Friday, April 6, 2012

Clean, Or: The Half-hidden Muse

There's a phrase-pattern I've heard from a few artists that interests me. It's...the worship of the untouched piece, I suppose. The chunk of marble for a sculptor, or the blank page for a writer, or a blank canvas for a painter. The first few times I heard it, it seemed like grandstanding. 'Anyone could do this, I just do it.'

But, having written with the idea in mind...I think I get it. I've gotten the advice, 'Start writing, then don't stop,' from a variety of reputable sources, and sometimes I even follow it. Often, this leaves me with a disorganized bundle of things that I can then sort out into a functioning piece because I've at least gotten them down.* The editing comes in, and then I understand my thoughts, so I can rewrite most of it and re-arrange what's salvageable.

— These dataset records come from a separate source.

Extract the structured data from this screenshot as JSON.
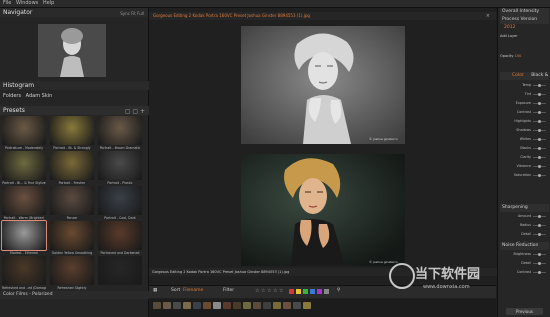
{
  "menubar": {
    "items": [
      "File",
      "Windows",
      "Help"
    ]
  },
  "navigator": {
    "title": "Navigator",
    "controls": [
      "Sync",
      "Fit",
      "Full"
    ]
  },
  "histogram": {
    "title": "Histogram"
  },
  "folders": {
    "tab1": "Folders",
    "tab2": "Adam Skin"
  },
  "presets": {
    "title": "Presets",
    "tiles": [
      {
        "label": "Portraiture - Moderately",
        "tone": "#6b5a45"
      },
      {
        "label": "Portrait - Bt. & Strongly",
        "tone": "#8a7a3a"
      },
      {
        "label": "Portrait - Brown Dramatic",
        "tone": "#6a5a48"
      },
      {
        "label": "Portrait - Bl... & Fine Stylize",
        "tone": "#6e6a40"
      },
      {
        "label": "Portrait - Fresher",
        "tone": "#7a6a38"
      },
      {
        "label": "Portrait - Plastic",
        "tone": "#4a4a4a"
      },
      {
        "label": "Portrait - Warm (Brighter)",
        "tone": "#6a5040"
      },
      {
        "label": "Ponzer",
        "tone": "#5a4a40"
      },
      {
        "label": "Portrait - Cool, Dark",
        "tone": "#3a4048"
      },
      {
        "label": "Modest - Ethereal",
        "tone": "#9a9a9a"
      },
      {
        "label": "Golden Yellow Smoothing",
        "tone": "#6a4a30"
      },
      {
        "label": "Portraved and Darkened",
        "tone": "#5a3a2a"
      },
      {
        "label": "Refreshed and ..ed (Damaged)",
        "tone": "#4a3828"
      },
      {
        "label": "Refreshed Slightly",
        "tone": "#5a3e2e"
      },
      {
        "label": "",
        "tone": "#262626"
      }
    ],
    "color_filter": "Color Films - Polarized"
  },
  "editor": {
    "tab_title": "Gorgeous Editing 2 Kodak Portra 160VC Preset Joshua Ginster 8894553 (1).jpg",
    "caption_top": "© joshua ginsterco",
    "caption_bottom": "© joshua ginsterco",
    "status": "Gorgeous Editing 2 Kodak Portra 160VC Preset Joshua Ginster 8894553 (1).jpg",
    "sort_label": "Sort",
    "sort_value": "Filename",
    "filter_label": "Filter"
  },
  "right_panel": {
    "top1": "Overall Intensity",
    "top2": "Process Version",
    "top2_val": "2012",
    "add_layer": "Add Layer",
    "opacity_label": "Opacity",
    "opacity_val": "100",
    "color_tab": "Color",
    "bw_tab": "Black &",
    "sliders": [
      "Temp",
      "Tint",
      "Exposure",
      "Contrast",
      "Highlights",
      "Shadows",
      "Whites",
      "Blacks",
      "Clarity",
      "Vibrance",
      "Saturation"
    ],
    "sharpening": "Sharpening",
    "sharp_sliders": [
      "Amount",
      "Radius",
      "Detail",
      "Masking"
    ],
    "noise": "Noise Reduction",
    "noise_sliders": [
      "Brightness",
      "Detail",
      "Contrast"
    ],
    "previous": "Previous"
  },
  "watermark": {
    "text": "当下软件园",
    "url": "www.downxia.com"
  },
  "colors": {
    "accent_orange": "#e07a3a",
    "selection": "#e08a7a"
  },
  "swatches": [
    "#d23a3a",
    "#e6c43a",
    "#3ab53a",
    "#3a7ad2",
    "#a03ad2",
    "#888888"
  ]
}
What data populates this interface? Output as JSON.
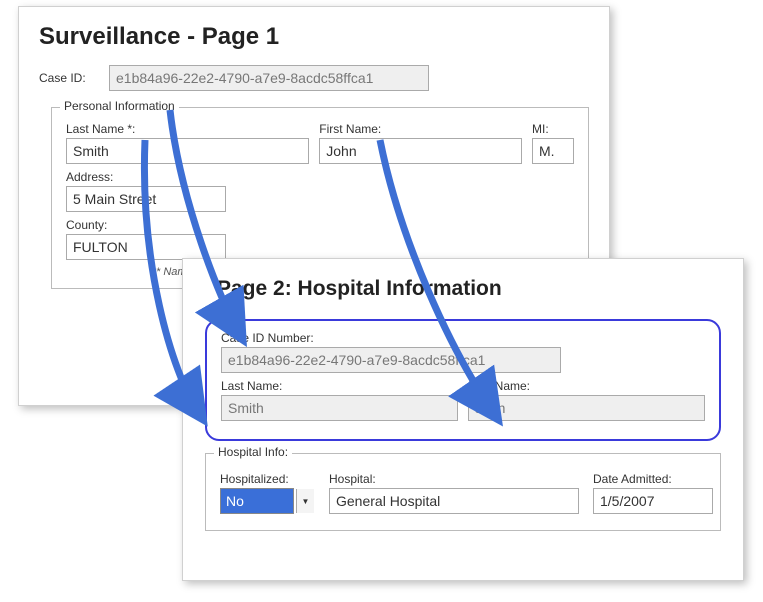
{
  "page1": {
    "title": "Surveillance - Page 1",
    "caseIdLabel": "Case ID:",
    "caseId": "e1b84a96-22e2-4790-a7e9-8acdc58ffca1",
    "personal": {
      "legend": "Personal Information",
      "lastNameLabel": "Last Name *:",
      "lastName": "Smith",
      "firstNameLabel": "First Name:",
      "firstName": "John",
      "miLabel": "MI:",
      "mi": "M.",
      "addressLabel": "Address:",
      "address": "5 Main Street",
      "countyLabel": "County:",
      "county": "FULTON",
      "note": "* Names, addre…"
    }
  },
  "page2": {
    "title": "Page 2: Hospital Information",
    "mirror": {
      "caseIdLabel": "Case ID Number:",
      "caseId": "e1b84a96-22e2-4790-a7e9-8acdc58ffca1",
      "lastNameLabel": "Last Name:",
      "lastName": "Smith",
      "firstNameLabel": "First Name:",
      "firstName": "John"
    },
    "hospital": {
      "legend": "Hospital Info:",
      "hospitalizedLabel": "Hospitalized:",
      "hospitalized": "No",
      "hospitalLabel": "Hospital:",
      "hospitalName": "General Hospital",
      "dateAdmittedLabel": "Date Admitted:",
      "dateAdmitted": "1/5/2007"
    }
  }
}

And then I get these oddball things. Like, I was writing a paper in English class. It was on power, and I wrote a blog post on it before I even really knew how I was going to write the paper. The problem was, even after I figured out the basics of what I wanted to do, I didn't really have a starting point. I knew I wanted to make the point that power and choice were essentially synonymous, and I had some examples from Hamlet to back that up, but none were really worth starting the essay on.

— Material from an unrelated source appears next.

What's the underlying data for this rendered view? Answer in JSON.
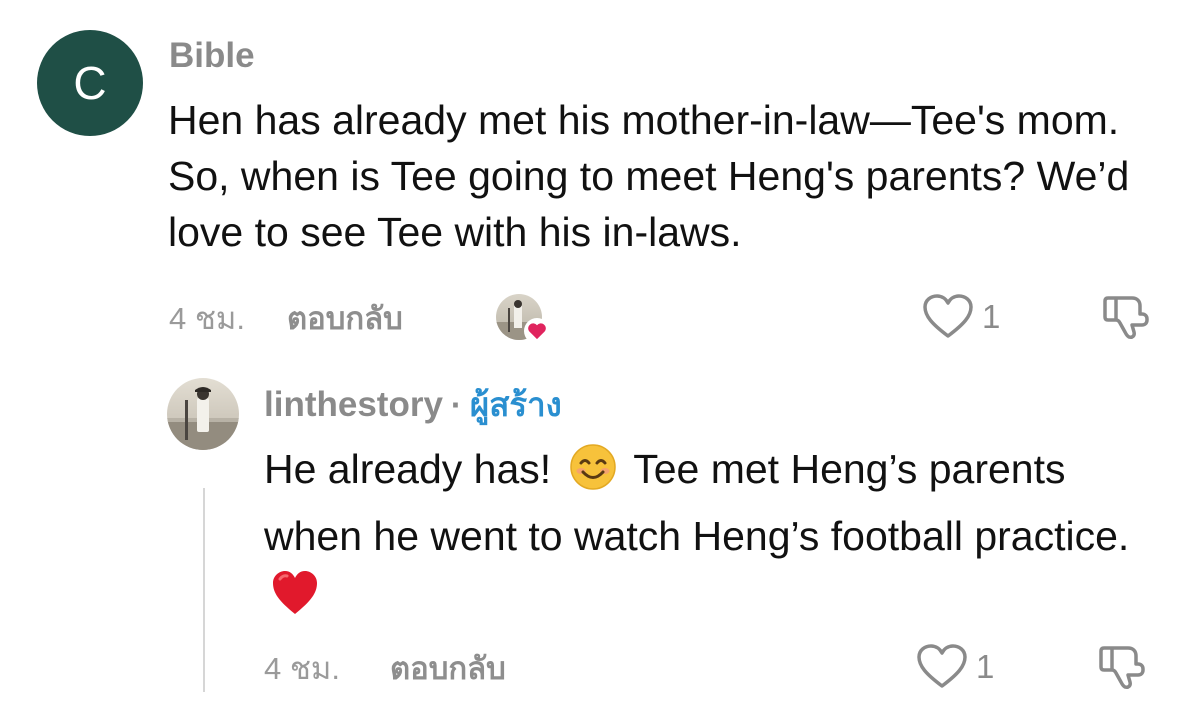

Finally, I sat down. Step one: 'Start writing.'

Midas would work well here, said the blank computer screen. And I went, Oh, of course. Midas's turning-everything-to-gold thing seems like a blessing of power, and then he turns his daughter to gold and we realize that it's a weakness too, because he has no control over it.

Blank spaces are magic. Clear water, clear skies, random patterns in the clouds, bits of grain in the wood or lines in the stone. Something that is beautiful and inspires something by saying only, A thing could be here is magic, if anything ever was.
* I can also get it falling more or less into place, but if it falls that neatly, I probably didn't need someone to tell me to write.